Final Report for FS13-264
I am so incredibly thrilled with the progress I have made on this project. Now I have the "problem" of having too many rabbits available and need to cut back on my breeding program which means we now get to eat more rabbit. I am currently exploring the pet food market as a means to sell older rabbits and starting to market boneless rabbit and rabbit sausage. Using rabbits as a part of an integrated farming system is a perfect means for many farmers to convert to full-circle farming and become more sustainable.
When I wrote the grant for this project, I stated that this was not a pastured rabbit project, but an integrated farming model. After having raised meat rabbits for over two years now I firmly believe that our methods are solid and can be utilized by any farmer wanting to raise both meat (or fiber) rabbits along side market vegetables. I do not think there is much future in truly pastured rabbits; they can be pasture fed, but not kept grazing on grass. Really, the only way that this can be done is if you have many, many acres of completely flat land. Harvesting pasture (weeds, spent vegetables, etc.) and feeding them to the rabbits is perfectly viable.
Since the onset of this project, I have more than doubled my breeding program. I am able to keep up with the demand for our rabbits. Our customers remain very satisfied with the product. I was not able to cut down on the grow-out period for our rabbits. They are not fed any commercial rabbit pellets. Instead they consume locally-grown whole grains, hay and harvested pasture grass, weeds and spent vegetables. This enables me to market my rabbits as corn, soy and to our knowledge, GMO-free.
Our rabbits grow out in eight by four, deep bedded pens with wire installed under the bedding to prevent dig-outs. They are approximately five months old when harvested, which is on track with heritage-breed poultry. Our rabbits are primarily Silver Fox, a heritage breed of rabbit known for a quality carcass and taste. Once I harvest a pen of rabbits, we clean out the bedding and add it to a compost pile which, when aged, gets added to our raised beds to grow market vegetables in. Previously, we had to travel to other farms to get compost to use in our beds, but now it's all on farm. Our rabbits consume a diet of locally-grown grass or alfalfa (shipped in from either Ohio or Canada) hay and locally-grown whole grains (oats, barley and wheat) as well as pasture grass (harvested with a scythe), weeds and spent vegetables.
The rabbits' quality of life seems good. They are social animals and enjoy the extra space to run and play in. They are excited about their food which we deliver to them twice a day. Because they do not have food in front of them 24/7 I am able to quickly deal with any illnesses they may suffer. Previously, cocciosis was a problem, and to some extent, it can still be a problem, but I have learned to identify an ill rabbit early and either treat it, remove it from the pen or euthanize it.
Rabbits have been the most difficult species this farm has raised, but now, I feel like I able to maintain the breeding population and meat animals at its current level. If the need arises, I can quickly up our numbers.

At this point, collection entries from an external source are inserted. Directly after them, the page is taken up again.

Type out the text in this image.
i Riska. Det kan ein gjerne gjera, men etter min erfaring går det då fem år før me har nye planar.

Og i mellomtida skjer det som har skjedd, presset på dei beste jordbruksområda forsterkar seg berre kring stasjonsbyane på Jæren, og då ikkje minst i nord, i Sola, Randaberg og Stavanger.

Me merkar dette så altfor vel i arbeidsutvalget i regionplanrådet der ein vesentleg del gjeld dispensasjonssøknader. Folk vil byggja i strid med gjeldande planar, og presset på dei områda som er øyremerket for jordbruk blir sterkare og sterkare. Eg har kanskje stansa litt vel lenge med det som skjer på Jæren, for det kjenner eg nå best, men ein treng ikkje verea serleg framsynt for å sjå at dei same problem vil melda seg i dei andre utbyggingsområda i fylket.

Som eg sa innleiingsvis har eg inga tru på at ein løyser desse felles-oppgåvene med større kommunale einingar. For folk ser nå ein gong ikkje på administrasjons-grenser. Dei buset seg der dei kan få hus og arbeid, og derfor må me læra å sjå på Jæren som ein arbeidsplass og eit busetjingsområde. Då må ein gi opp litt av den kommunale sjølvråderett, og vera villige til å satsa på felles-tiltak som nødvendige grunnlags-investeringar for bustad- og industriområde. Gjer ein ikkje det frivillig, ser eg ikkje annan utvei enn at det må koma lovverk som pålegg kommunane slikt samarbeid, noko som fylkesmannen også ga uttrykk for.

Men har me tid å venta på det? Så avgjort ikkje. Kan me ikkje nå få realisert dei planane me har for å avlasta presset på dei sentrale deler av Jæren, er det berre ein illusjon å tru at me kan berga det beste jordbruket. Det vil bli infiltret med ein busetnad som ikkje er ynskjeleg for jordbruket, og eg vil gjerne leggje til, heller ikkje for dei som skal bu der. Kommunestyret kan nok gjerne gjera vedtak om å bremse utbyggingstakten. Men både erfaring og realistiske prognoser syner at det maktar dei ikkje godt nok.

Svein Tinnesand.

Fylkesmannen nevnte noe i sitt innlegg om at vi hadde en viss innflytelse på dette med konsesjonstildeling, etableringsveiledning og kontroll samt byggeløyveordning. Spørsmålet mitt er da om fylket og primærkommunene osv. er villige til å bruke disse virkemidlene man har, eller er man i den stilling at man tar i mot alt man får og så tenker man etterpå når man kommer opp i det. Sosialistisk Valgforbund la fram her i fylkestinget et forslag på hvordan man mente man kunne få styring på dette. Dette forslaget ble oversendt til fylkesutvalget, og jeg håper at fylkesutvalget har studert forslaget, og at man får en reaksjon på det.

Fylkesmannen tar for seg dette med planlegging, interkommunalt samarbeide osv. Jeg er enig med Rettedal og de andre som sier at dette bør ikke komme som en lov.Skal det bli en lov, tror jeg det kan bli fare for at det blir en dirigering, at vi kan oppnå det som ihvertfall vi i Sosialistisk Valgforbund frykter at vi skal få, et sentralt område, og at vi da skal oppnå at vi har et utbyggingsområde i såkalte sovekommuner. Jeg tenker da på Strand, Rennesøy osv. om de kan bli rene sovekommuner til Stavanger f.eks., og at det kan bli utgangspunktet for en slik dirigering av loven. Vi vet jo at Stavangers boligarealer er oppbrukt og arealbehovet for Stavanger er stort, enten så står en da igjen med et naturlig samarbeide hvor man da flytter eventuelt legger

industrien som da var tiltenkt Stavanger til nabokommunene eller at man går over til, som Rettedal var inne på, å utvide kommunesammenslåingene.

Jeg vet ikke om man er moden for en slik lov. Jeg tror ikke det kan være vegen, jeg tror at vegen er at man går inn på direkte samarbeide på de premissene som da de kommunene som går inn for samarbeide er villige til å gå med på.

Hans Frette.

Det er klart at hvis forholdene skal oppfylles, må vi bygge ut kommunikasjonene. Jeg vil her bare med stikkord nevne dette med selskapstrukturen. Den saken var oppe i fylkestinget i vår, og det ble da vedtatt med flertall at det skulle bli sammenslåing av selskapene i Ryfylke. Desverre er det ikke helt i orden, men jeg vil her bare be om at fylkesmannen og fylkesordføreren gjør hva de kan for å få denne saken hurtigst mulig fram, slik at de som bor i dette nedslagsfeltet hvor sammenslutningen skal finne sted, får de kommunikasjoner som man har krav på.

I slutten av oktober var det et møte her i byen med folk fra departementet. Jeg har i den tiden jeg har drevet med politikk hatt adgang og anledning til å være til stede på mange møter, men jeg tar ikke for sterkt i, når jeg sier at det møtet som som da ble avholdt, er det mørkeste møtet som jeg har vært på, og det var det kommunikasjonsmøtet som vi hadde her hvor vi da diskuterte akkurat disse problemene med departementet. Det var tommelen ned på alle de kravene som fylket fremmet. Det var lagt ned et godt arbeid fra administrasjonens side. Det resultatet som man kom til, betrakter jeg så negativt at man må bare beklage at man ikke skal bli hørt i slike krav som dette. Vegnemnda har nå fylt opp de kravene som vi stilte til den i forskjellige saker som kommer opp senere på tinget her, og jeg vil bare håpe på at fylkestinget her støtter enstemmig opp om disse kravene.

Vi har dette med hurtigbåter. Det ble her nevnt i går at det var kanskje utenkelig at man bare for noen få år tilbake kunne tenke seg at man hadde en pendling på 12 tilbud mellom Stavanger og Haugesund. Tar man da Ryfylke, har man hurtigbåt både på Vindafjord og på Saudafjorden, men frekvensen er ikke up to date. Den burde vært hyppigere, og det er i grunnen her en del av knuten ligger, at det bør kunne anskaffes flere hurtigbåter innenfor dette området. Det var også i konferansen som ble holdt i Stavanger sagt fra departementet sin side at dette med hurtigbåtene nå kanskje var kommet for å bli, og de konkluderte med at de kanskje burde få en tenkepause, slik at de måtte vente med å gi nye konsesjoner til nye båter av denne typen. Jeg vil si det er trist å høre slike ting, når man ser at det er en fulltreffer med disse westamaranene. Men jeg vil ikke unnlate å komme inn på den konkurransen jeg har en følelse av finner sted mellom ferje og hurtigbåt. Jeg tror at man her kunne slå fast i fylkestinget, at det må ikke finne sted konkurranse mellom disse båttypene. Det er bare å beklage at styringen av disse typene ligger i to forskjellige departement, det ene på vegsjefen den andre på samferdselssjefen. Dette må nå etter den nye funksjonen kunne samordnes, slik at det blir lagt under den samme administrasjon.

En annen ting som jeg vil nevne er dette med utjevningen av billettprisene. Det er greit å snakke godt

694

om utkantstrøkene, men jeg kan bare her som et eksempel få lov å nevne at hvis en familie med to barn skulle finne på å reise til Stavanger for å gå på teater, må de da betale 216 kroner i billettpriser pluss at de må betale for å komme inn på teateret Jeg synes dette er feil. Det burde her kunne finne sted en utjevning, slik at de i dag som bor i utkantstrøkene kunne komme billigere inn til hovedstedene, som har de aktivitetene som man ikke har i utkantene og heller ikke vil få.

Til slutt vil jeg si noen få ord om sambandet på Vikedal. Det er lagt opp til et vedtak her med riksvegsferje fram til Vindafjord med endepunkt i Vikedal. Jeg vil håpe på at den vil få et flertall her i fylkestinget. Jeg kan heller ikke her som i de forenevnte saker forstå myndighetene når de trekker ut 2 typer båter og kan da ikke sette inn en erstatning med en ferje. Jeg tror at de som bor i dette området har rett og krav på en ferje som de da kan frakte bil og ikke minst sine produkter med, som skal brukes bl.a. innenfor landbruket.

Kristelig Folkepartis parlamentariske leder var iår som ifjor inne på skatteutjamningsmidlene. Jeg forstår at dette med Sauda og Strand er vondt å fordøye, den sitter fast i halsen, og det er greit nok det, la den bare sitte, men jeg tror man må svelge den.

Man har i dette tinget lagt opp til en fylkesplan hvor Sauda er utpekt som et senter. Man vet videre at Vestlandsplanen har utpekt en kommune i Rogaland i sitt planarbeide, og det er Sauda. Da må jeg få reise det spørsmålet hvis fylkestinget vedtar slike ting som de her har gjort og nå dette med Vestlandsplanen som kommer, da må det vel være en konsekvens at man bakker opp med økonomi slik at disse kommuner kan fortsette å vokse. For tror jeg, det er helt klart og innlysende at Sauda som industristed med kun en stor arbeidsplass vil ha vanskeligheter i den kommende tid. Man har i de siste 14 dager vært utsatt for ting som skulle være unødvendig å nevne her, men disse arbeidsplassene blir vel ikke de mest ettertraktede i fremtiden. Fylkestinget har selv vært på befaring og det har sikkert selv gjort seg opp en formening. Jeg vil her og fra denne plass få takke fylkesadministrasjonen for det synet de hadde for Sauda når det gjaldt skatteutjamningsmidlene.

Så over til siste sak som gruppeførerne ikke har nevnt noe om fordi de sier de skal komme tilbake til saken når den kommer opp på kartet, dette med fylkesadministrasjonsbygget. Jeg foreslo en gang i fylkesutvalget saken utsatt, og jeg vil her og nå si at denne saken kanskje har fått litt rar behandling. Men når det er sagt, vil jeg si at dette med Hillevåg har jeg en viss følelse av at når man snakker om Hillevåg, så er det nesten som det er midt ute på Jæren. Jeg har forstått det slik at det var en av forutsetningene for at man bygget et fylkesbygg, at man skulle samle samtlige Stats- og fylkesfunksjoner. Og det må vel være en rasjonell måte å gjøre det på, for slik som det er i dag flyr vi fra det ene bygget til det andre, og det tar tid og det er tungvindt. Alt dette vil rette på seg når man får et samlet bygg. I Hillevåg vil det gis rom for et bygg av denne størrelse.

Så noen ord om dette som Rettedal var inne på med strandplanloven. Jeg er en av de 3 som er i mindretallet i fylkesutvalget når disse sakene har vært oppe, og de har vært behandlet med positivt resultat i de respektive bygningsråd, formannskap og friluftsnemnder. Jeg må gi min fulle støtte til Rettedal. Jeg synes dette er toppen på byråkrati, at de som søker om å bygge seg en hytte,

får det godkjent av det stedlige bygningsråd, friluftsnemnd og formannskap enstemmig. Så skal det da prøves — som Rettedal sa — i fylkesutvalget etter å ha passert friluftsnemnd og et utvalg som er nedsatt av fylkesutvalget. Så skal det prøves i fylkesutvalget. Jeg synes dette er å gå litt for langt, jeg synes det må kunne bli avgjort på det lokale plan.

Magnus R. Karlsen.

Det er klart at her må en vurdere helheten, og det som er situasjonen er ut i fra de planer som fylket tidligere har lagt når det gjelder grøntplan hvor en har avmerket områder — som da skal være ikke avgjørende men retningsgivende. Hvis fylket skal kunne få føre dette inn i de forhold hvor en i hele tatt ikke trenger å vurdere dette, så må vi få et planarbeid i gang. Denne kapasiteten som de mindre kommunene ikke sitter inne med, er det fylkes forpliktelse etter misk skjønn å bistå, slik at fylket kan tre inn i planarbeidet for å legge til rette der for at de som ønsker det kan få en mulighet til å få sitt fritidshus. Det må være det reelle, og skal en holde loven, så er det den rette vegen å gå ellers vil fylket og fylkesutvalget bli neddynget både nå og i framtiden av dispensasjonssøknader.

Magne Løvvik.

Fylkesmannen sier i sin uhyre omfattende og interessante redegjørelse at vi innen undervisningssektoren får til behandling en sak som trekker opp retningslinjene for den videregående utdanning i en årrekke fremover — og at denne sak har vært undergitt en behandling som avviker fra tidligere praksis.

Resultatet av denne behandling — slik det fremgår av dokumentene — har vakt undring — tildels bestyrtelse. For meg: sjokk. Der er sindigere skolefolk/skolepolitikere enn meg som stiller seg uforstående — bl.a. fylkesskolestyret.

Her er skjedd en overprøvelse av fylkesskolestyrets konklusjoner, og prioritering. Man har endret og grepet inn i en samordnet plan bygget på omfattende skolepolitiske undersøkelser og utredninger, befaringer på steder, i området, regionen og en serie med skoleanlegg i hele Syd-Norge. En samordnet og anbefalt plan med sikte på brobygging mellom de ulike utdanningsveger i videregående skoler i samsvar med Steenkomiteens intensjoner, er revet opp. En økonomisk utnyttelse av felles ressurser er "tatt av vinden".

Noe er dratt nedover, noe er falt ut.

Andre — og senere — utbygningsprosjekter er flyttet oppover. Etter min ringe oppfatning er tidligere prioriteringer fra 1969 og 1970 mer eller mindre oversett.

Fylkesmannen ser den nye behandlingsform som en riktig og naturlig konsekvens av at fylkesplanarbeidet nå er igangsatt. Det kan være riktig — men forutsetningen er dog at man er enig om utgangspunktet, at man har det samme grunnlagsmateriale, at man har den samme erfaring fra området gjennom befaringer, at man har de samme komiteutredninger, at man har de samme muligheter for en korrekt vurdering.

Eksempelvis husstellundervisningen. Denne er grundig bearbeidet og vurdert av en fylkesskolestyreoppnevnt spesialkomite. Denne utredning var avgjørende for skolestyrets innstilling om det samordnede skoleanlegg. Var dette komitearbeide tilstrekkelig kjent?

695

Rabbit meat is not as well-accepted as chicken (beef or pork) and I have worked hard to change that attitude. I do not know if that will ever change, however, I continue to plan to market our rabbit as sustainable and maintain the farm web site with recipes and information on cooking rabbit. Since the beginning of this project, I have been enrolled at a local community college completing a degree in photography. I am currently working on a collection of images of heritage food and will be working on imagery of rabbit dishes to add to the farm web site. Pictures help sell product and showing a tasty dish made with our rabbit will help with the marketing.
Educational & Outreach Activities
At least once a month, I receive correspondence from other farmers requesting information on how to raise rabbits the way we do. I posted a video on Vimeo detailing our our rabbits are raised. http://vimeo.com/search?q=Spellcast+Farm
Scroll down and select the Spellcast Farm Rabbits video.
We were not on the 2014 farm tour because we moved the farm. I do maintain a Facebook page and on-line journal detailing our efforts.
I have more than doubled both my breeding program and meat animal output. All of the breeding animals are at least second generation born on this farm and as such, their digestive systems are capable to handling a complete forage-based diet. The quality of the carcass of a rabbit produced on this farm is high and well respected by local restaurants and customers. We now have the problem of having more rabbit than there is demand for and because of this, I am now exploring pet food avenues which I expect will become very lucrative in 2015.
Throughout this project and for the future, I will remain available to consult with any farmer (or homesteader) wishing to raise rabbits in this manner. I now offer breeding stock for sale to these individuals. Spellcast Farm will participate in local farm tours and will have an open house in early 2015. I will continue to maintain an on-line presence detailing our or rabbits are raised.
I hope that more farmers will elect to add rabbits to their farms and utilize them in the manner which I do. Rabbits are one of (if not the!) most sustainable animal to raise. They integrate perfectly with market vegetable production; the quality of their meat is high and extremely healthy, especially if they are raised on a forage-based (non-commercial) feed as we raise ours.